4. 为什么改写?因为源码依赖环境过多,新⼿读起来很吃⼒,还有很多logger让⼈头疼。
5. 这篇博客的代码将环境依赖降低到最⼩,并且摒弃了⼀些辅助功能,让代码更容易读懂。
6. 如果本博客的代码在迁移⾄你的环境时依旧收敛不了,你的reward或者思路存在问题。
项⽬分三个⽂件:main.py , DDPGModel.py , core.py
Python3.6
DDPGModel.py
import numpy as np
from copy import deepcopy
from torch.optim import Adam
import torch
import core as core
class ReplayBuffer:# 输⼊为size;obs的维度(3,):这⾥在内部对其解运算成3;action的维度3
"""
A simple FIFO experience replay buffer for DDPG agents.
"""
def__init__(lf, obs_dim, act_dim, size):
lf.obs_buf = np.bined_shape(size, obs_dim), dtype=np.float32)
lf.obs2_buf = np.bined_shape(size, obs_dim), dtype=np.float32)
lf.act_buf = np.bined_shape(size, act_dim), dtype=np.float32)
lf.done_buf = np.zeros(size, dtype=np.float32)
lf.ptr, lf.size, lf.max_size =0,0, size
def store(lf, obs, act, rew, next_obs, done):
lf.obs_buf[lf.ptr]= obs
lf.obs2_buf[lf.ptr]= next_obs
lf.act_buf[lf.ptr]= act
c语言数组赋值
lf.done_buf[lf.ptr]= done
lf.ptr =(lf.ptr+1)% lf.max_size
lf.size =min(lf.size+1, lf.max_size)
def sample_batch(lf, batch_size=32):
idxs = np.random.randint(0, lf.size, size=batch_size)
batch =dict(obs=lf.obs_buf[idxs],
obs2=lf.obs2_buf[idxs],
act=lf.act_buf[idxs],薰衣草紫
w_buf[idxs],
done=lf.done_buf[idxs])
return{k: torch.as_tensor(v, dtype=torch.float32)for k,v in batch.items()}
class DDPG:
def__init__(lf, obs_dim, act_dim, act_bound, actor_critic=core.MLPActorCritic, ed=0,
replay_size=int(1e6), gamma=0.99, polyak=0.995, pi_lr=1e-3, q_lr=1e-3, act_noi=0.1):
lf.obs_dim = obs_dim
lf.act_dim = act_dim
lf.act_dim = act_dim
lf.act_bound = act_bound
lf.gamma = gamma
lf.polyak = polyak
lf.act_noi = act_noi
torch.manual_ed(ed)
np.random.ed(ed)
lf.ac = actor_critic(obs_dim, act_dim, act_limit =2.0)

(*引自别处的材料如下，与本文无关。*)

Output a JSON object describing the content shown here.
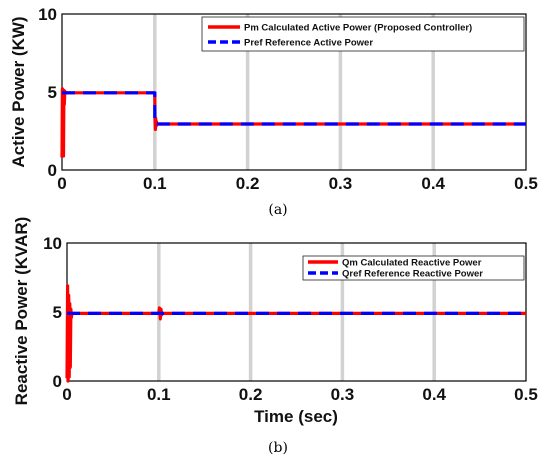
{
  "chart_data": [
    {
      "type": "line",
      "panel": "a",
      "caption": "(a)",
      "title": "",
      "xlabel": "",
      "ylabel": "Active Power (KW)",
      "xlim": [
        0,
        0.5
      ],
      "ylim": [
        0,
        10
      ],
      "xticks": [
        0,
        0.1,
        0.2,
        0.3,
        0.4,
        0.5
      ],
      "xtick_labels": [
        "0",
        "0.1",
        "0.2",
        "0.3",
        "0.4",
        "0.5"
      ],
      "yticks": [
        0,
        5,
        10
      ],
      "ytick_labels": [
        "0",
        "5",
        "10"
      ],
      "grid": "x",
      "legend_position": "top-right",
      "series": [
        {
          "name": "Pm Calculated Active Power (Proposed Controller)",
          "color": "#ff0000",
          "style": "solid",
          "x": [
            0,
            0.0004,
            0.0008,
            0.0012,
            0.0016,
            0.002,
            0.0025,
            0.003,
            0.004,
            0.006,
            0.1,
            0.1002,
            0.1006,
            0.101,
            0.1014,
            0.1018,
            0.1022,
            0.103,
            0.105,
            0.5
          ],
          "y": [
            0.8,
            5.2,
            2.0,
            4.6,
            0.9,
            5.1,
            4.2,
            5.05,
            4.95,
            4.95,
            4.95,
            3.4,
            2.6,
            3.3,
            2.8,
            3.1,
            2.95,
            2.95,
            2.95,
            2.95
          ]
        },
        {
          "name": "Pref Reference Active Power",
          "color": "#0000ff",
          "style": "dashed",
          "x": [
            0,
            0.1,
            0.1,
            0.5
          ],
          "y": [
            4.95,
            4.95,
            2.95,
            2.95
          ]
        }
      ]
    },
    {
      "type": "line",
      "panel": "b",
      "caption": "(b)",
      "title": "",
      "xlabel": "Time (sec)",
      "ylabel": "Reactive Power (KVAR)",
      "xlim": [
        0,
        0.5
      ],
      "ylim": [
        0,
        10
      ],
      "xticks": [
        0,
        0.1,
        0.2,
        0.3,
        0.4,
        0.5
      ],
      "xtick_labels": [
        "0",
        "0.1",
        "0.2",
        "0.3",
        "0.4",
        "0.5"
      ],
      "yticks": [
        0,
        5,
        10
      ],
      "ytick_labels": [
        "0",
        "5",
        "10"
      ],
      "grid": "x",
      "legend_position": "top-right",
      "series": [
        {
          "name": "Qm Calculated Reactive Power",
          "color": "#ff0000",
          "style": "solid",
          "x": [
            0,
            0.0006,
            0.0012,
            0.0018,
            0.0024,
            0.003,
            0.0036,
            0.0042,
            0.0048,
            0.0055,
            0.007,
            0.1,
            0.1008,
            0.1016,
            0.1024,
            0.1032,
            0.104,
            0.5
          ],
          "y": [
            0.2,
            6.9,
            0.0,
            6.2,
            0.3,
            5.6,
            1.0,
            5.2,
            4.6,
            4.9,
            4.9,
            4.9,
            5.3,
            4.5,
            5.2,
            4.8,
            4.9,
            4.9
          ]
        },
        {
          "name": "Qref Reference Reactive Power",
          "color": "#0000ff",
          "style": "dashed",
          "x": [
            0,
            0.5
          ],
          "y": [
            4.9,
            4.9
          ]
        }
      ]
    }
  ]
}
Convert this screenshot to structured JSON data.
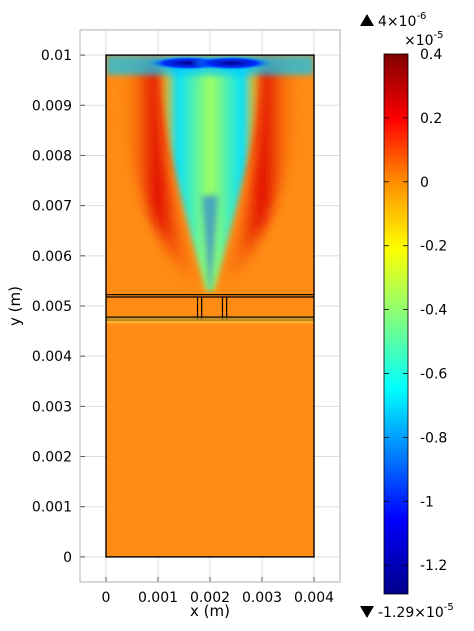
{
  "chart_data": {
    "type": "heatmap",
    "title": "",
    "xlabel": "x (m)",
    "ylabel": "y (m)",
    "xlim": [
      -0.0005,
      0.0045
    ],
    "ylim": [
      -0.0005,
      0.0105
    ],
    "domain_x": [
      0,
      0.004
    ],
    "domain_y": [
      0,
      0.01
    ],
    "x_ticks": [
      {
        "value": 0,
        "label": "0"
      },
      {
        "value": 0.001,
        "label": "0.001"
      },
      {
        "value": 0.002,
        "label": "0.002"
      },
      {
        "value": 0.003,
        "label": "0.003"
      },
      {
        "value": 0.004,
        "label": "0.004"
      }
    ],
    "y_ticks": [
      {
        "value": 0,
        "label": "0"
      },
      {
        "value": 0.001,
        "label": "0.001"
      },
      {
        "value": 0.002,
        "label": "0.002"
      },
      {
        "value": 0.003,
        "label": "0.003"
      },
      {
        "value": 0.004,
        "label": "0.004"
      },
      {
        "value": 0.005,
        "label": "0.005"
      },
      {
        "value": 0.006,
        "label": "0.006"
      },
      {
        "value": 0.007,
        "label": "0.007"
      },
      {
        "value": 0.008,
        "label": "0.008"
      },
      {
        "value": 0.009,
        "label": "0.009"
      },
      {
        "value": 0.01,
        "label": "0.01"
      }
    ],
    "grid": true,
    "colorbar": {
      "max_label": "4×10",
      "max_exp": "-6",
      "min_label": "-1.29×10",
      "min_exp": "-5",
      "scale_label": "×10",
      "scale_exp": "-5",
      "range": [
        -1.29,
        0.4
      ],
      "ticks": [
        {
          "value": 0.4,
          "label": "0.4"
        },
        {
          "value": 0.2,
          "label": "0.2"
        },
        {
          "value": 0,
          "label": "0"
        },
        {
          "value": -0.2,
          "label": "-0.2"
        },
        {
          "value": -0.4,
          "label": "-0.4"
        },
        {
          "value": -0.6,
          "label": "-0.6"
        },
        {
          "value": -0.8,
          "label": "-0.8"
        },
        {
          "value": -1,
          "label": "-1"
        },
        {
          "value": -1.2,
          "label": "-1.2"
        }
      ],
      "colormap": [
        "#7f0000",
        "#ff0000",
        "#ff8c00",
        "#ffff00",
        "#00ffff",
        "#0000ff",
        "#00008b"
      ],
      "colormap_name": "Rainbow"
    },
    "field_levels": {
      "background": 0,
      "focused_lobes": 0.3,
      "central_minimum": -0.45,
      "top_edge_minimum": -1.2
    },
    "layer_lines_y": [
      0.005225,
      0.00518,
      0.00477,
      0.00472
    ],
    "slit_lines_x": [
      0.00176,
      0.00184,
      0.00224,
      0.00232
    ]
  }
}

lf.ac_targ = deepcopy(lf.ac)
lf.pi_optimizer = Adam(lf.ac.pi.parameters(), lr=pi_lr)
lf.q_optimizer = Adam(lf.ac.q.parameters(), lr=q_lr)
for p in lf.ac_targ.parameters():
def compute_loss_q(lf, data):#返回(q⽹络loss, q⽹络输出的状态动作值即Q值)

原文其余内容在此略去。